What is it about this song that is so captivating for me? I think a lot of it has to do with how it resonates with my own experience.

All throughout this song, we find the cry of a heart that knows its own proneness to drift away from the Lord. From its first lines—”Come Thou Fount of every blessing / Tune my heart to sing Thy grace”—to its last—”Here’s my heart, O take and seal it / Seal it for Thy courts above.”

It’s a song to remind the heart of what the Lord has done. To fix our eyes on the “Mount of God’s unchanging love.” It’s a memorial to Jesus as the one who helps us—our Ebenezer—by whose help alone we can come, and by whose pleasure we will live on in the kingdom to come.

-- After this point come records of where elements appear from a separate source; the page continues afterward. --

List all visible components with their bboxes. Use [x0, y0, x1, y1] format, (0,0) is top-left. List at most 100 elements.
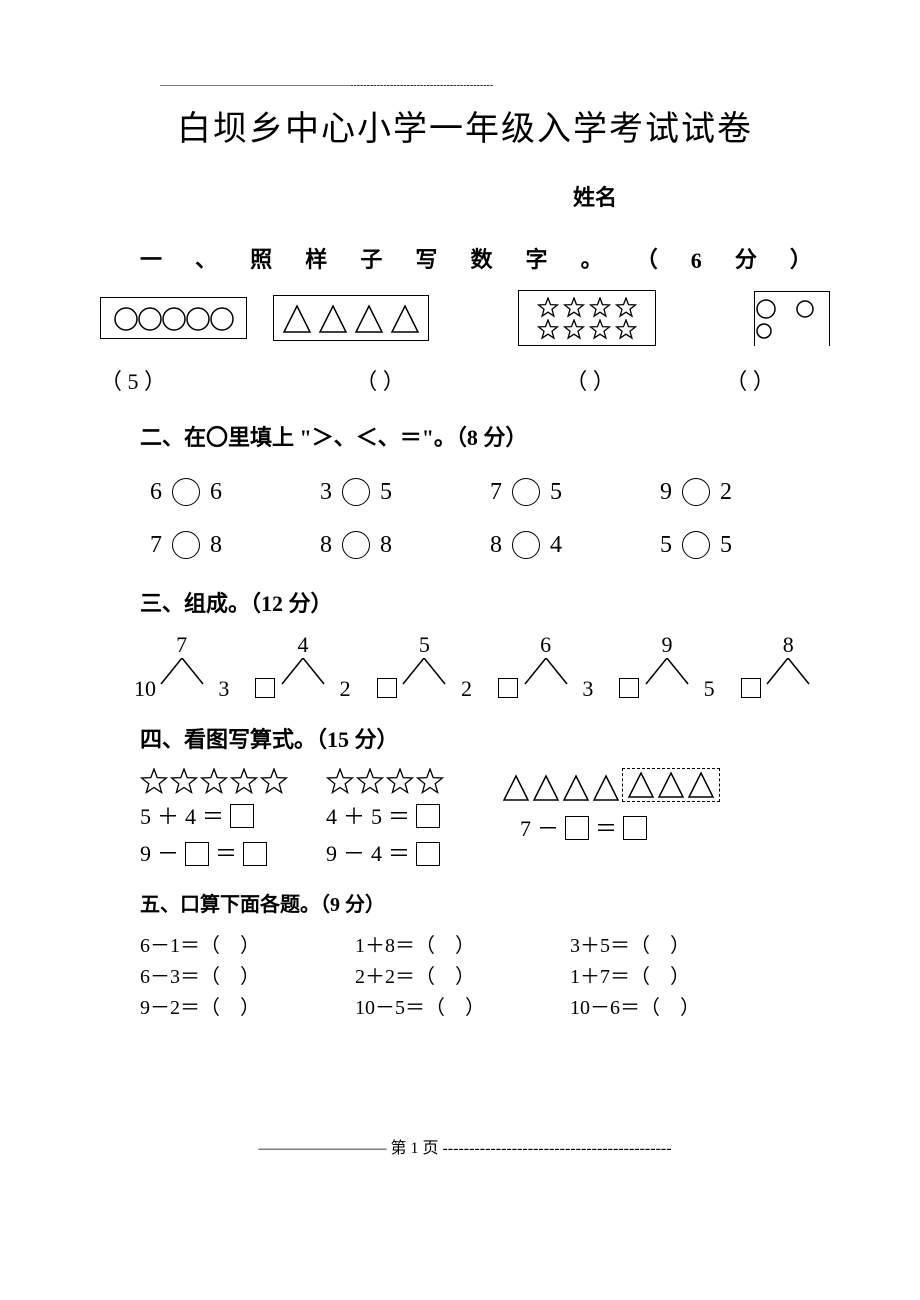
- arith-cell[interactable]: 6－3＝（ ）: [140, 962, 355, 993]
- num: 9: [326, 835, 337, 872]
- composition-item[interactable]: 6 3: [504, 632, 587, 702]
- answer-box[interactable]: [185, 842, 209, 866]
- heading-char: 样: [305, 242, 335, 274]
- star-icon: [416, 768, 444, 796]
- num: 3: [320, 466, 332, 519]
- num: 5: [550, 466, 562, 519]
- equation[interactable]: 4 ＋ 5 ＝: [326, 798, 444, 835]
- compare-circle[interactable]: [172, 478, 200, 506]
- q4-block-2: 4 ＋ 5 ＝ 9 － 4 ＝: [326, 768, 444, 873]
- answer-box[interactable]: [243, 842, 267, 866]
- answer-box[interactable]: [498, 678, 518, 698]
- num: 5: [380, 466, 392, 519]
- answer-box[interactable]: [623, 816, 647, 840]
- circle-icon: [755, 322, 773, 340]
- comp-top: 8: [747, 632, 830, 658]
- compare-cell[interactable]: 84: [490, 519, 660, 572]
- circle-icon: [138, 307, 162, 331]
- star-icon: [537, 319, 559, 341]
- op: －: [537, 810, 559, 847]
- compare-circle[interactable]: [342, 478, 370, 506]
- heading-char: 一: [140, 242, 170, 274]
- comp-right: 3: [582, 676, 593, 702]
- composition-item[interactable]: 5 2: [383, 632, 466, 702]
- arith-cell[interactable]: 9－2＝（ ）: [140, 993, 355, 1024]
- arith-cell[interactable]: 1＋7＝（ ）: [570, 962, 785, 993]
- compare-circle[interactable]: [682, 531, 710, 559]
- composition-item[interactable]: 4 2: [261, 632, 344, 702]
- branch-icon: [278, 658, 328, 686]
- equation[interactable]: 7 － ＝: [520, 810, 720, 847]
- star-icon: [537, 297, 559, 319]
- answer-paren[interactable]: （ ）: [490, 364, 690, 396]
- answer-paren[interactable]: （ 5 ）: [100, 364, 270, 396]
- compare-cell[interactable]: 92: [660, 466, 830, 519]
- answer-box[interactable]: [741, 678, 761, 698]
- answer-box[interactable]: [619, 678, 639, 698]
- comp-right: 2: [461, 676, 472, 702]
- equation[interactable]: 9 － 4 ＝: [326, 835, 444, 872]
- op: －: [157, 835, 179, 872]
- compare-circle[interactable]: [512, 531, 540, 559]
- footer-rule-left: ————————: [258, 1140, 386, 1157]
- arith-cell[interactable]: 6－1＝（ ）: [140, 931, 355, 962]
- answer-paren[interactable]: （ ）: [270, 364, 490, 396]
- arith-cell[interactable]: 10－6＝（ ）: [570, 993, 785, 1024]
- section1-boxes: [100, 290, 830, 346]
- compare-circle[interactable]: [682, 478, 710, 506]
- answer-box[interactable]: [377, 678, 397, 698]
- triangle-icon: [627, 771, 655, 799]
- answer-box[interactable]: [565, 816, 589, 840]
- arith-cell[interactable]: 2＋2＝（ ）: [355, 962, 570, 993]
- triangle-icon: [354, 304, 384, 334]
- page-title: 白坝乡中心小学一年级入学考试试卷: [100, 101, 830, 150]
- compare-cell[interactable]: 55: [660, 519, 830, 572]
- box-small-circles: [754, 291, 830, 346]
- answer-box[interactable]: [416, 804, 440, 828]
- compare-cell[interactable]: 88: [320, 519, 490, 572]
- heading-char: （: [636, 242, 666, 274]
- answer-box[interactable]: [416, 842, 440, 866]
- compare-cell[interactable]: 35: [320, 466, 490, 519]
- arith-cell[interactable]: 10－5＝（ ）: [355, 993, 570, 1024]
- compare-circle[interactable]: [172, 531, 200, 559]
- answer-box[interactable]: [255, 678, 275, 698]
- page-number: 第 1 页: [390, 1140, 438, 1157]
- composition-item[interactable]: 9 5: [625, 632, 708, 702]
- branch-icon: [763, 658, 813, 686]
- arith-cell[interactable]: 1＋8＝（ ）: [355, 931, 570, 962]
- compare-circle[interactable]: [342, 531, 370, 559]
- num: 6: [210, 466, 222, 519]
- dashed-group: [622, 768, 720, 802]
- answer-paren[interactable]: （ ）: [690, 364, 810, 396]
- page-footer: ———————— 第 1 页 -------------------------…: [100, 1134, 830, 1158]
- composition-item[interactable]: 8: [747, 632, 830, 702]
- star-icon: [589, 319, 611, 341]
- equation[interactable]: 5 ＋ 4 ＝: [140, 798, 288, 835]
- star-icon: [589, 297, 611, 319]
- num: 8: [320, 519, 332, 572]
- num: 4: [371, 835, 382, 872]
- triangle-icon: [592, 774, 620, 802]
- heading-char: 照: [250, 242, 280, 274]
- heading-char: 6: [691, 248, 710, 274]
- compare-cell[interactable]: 66: [150, 466, 320, 519]
- compare-cell[interactable]: 78: [150, 519, 320, 572]
- heading-char: ）: [790, 242, 820, 274]
- compare-circle[interactable]: [512, 478, 540, 506]
- answer-box[interactable]: [230, 804, 254, 828]
- composition-item[interactable]: 7 10 3: [140, 632, 223, 702]
- arith-cell[interactable]: 3＋5＝（ ）: [570, 931, 785, 962]
- star-icon: [140, 768, 168, 796]
- comp-right: 2: [340, 676, 351, 702]
- triangle-icon: [657, 771, 685, 799]
- box-circles: [100, 297, 247, 339]
- section1-answers: （ 5 ） （ ） （ ） （ ）: [100, 364, 830, 396]
- branch-icon: [642, 658, 692, 686]
- comp-top: 7: [140, 632, 223, 658]
- circle-icon: [755, 298, 777, 320]
- star-icon: [386, 768, 414, 796]
- compare-cell[interactable]: 75: [490, 466, 660, 519]
- equation[interactable]: 9 － ＝: [140, 835, 288, 872]
- triangle-icon: [282, 304, 312, 334]
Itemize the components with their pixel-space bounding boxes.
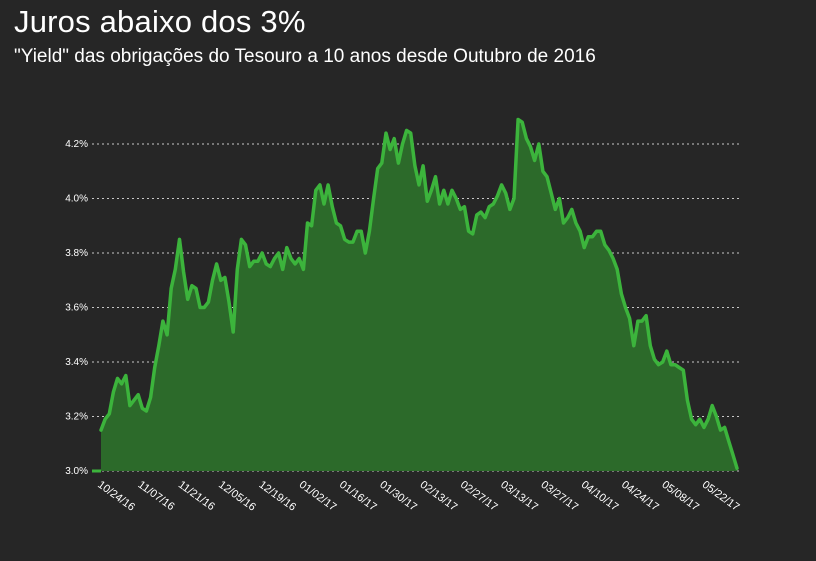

This same Jesus who “sought me when a stranger,” when I wasn’t looking for Christ and he was but a stranger to me. Who nevertheless, came and sought me out. Who rescued me from danger, and placed his blood between me and the judgment of God.

Is it even possible to mumble your way through such things?

But where I sing the loudest is during what in most modern hymnals is the final verse:

O to grace how great a debtor
Daily I’m constrained to be!
Let Thy goodness, like a fetter,
Bind my wandering heart to Thee.
Prone to wander, Lord, I feel it,
Prone to leave the God I love;
Here’s my heart, O take and seal it,
Seal it for Thy courts above.

It’s the plea in these words that are so moving—and resonate so deeply. That proneness to wander, to leave the God I love… This acknowledgement of our total, and utter dependence upon the Lord… that we need him to bind our hearts to him, lest we wander off after other things. That we are prone to wander, no matter how deeply we say we love Jesus.

 

Does that not sound like much of your week and walk with the Lord? You struggle in your prayer life. You struggle in your devotions. Your mind wanders off to the things of the world and whatever you’re binge-watching on Netflix… Can we be honest? That’s probably most of us reading this post right now. It’s definitely the guy writing it.

But this isn’t the stuff of your typical praise song, is it? It’s hard to make a song like this fit the “victorious Christian living” mould. And I suspect it’s what more of us really need—a little less victory and a little more humility.

There’s nothing particularly wrong about boisterously singing of how we’ll “lay me down,”[2. Which makes the grammar nerd in me cringe.] but I’m not always sure it’s the right thing. Sometimes I think God might be more greatly praised when we sing of the wandering nature of our hearts—for it’s in our weakness that his strength is made perfect in us.